Os computadores quânticos, antes considerados impraticáveis devido à sua instabilidade inerente, estão constantemente a provar o seu potencial. Embora as preocupações iniciais sobre cálculos propensos a erros fossem válidas, os dispositivos quânticos de hoje já contribuem para a descoberta científica. No entanto, o desafio de construir sistemas confiáveis e livres de erros continua a ser um grande obstáculo. Novas pesquisas sugerem que os “códigos fantasmas” podem ser um passo crucial.
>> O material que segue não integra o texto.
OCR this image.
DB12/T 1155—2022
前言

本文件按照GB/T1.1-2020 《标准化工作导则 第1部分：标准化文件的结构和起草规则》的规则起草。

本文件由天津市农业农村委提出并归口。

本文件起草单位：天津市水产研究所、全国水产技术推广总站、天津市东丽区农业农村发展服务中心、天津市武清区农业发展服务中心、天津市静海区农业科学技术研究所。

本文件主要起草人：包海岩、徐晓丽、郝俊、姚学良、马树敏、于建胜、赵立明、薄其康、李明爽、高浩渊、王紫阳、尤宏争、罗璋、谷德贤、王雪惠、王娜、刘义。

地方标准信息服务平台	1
O problema com erros quânticos
Ao contrário dos computadores clássicos, os computadores quânticos dependem de qubits – unidades físicas suscetíveis a erros. Qubits lógicos, grupos de qubits físicos projetados para reduzir erros, são usados para computação. A correção de erros convencional geralmente requer manipulação frequente desses qubits (usando lasers ou microondas), introduzindo mais oportunidades para erros durante cálculos complexos. Quanto mais tempo um programa quântico for executado, maior será a probabilidade de ele falhar.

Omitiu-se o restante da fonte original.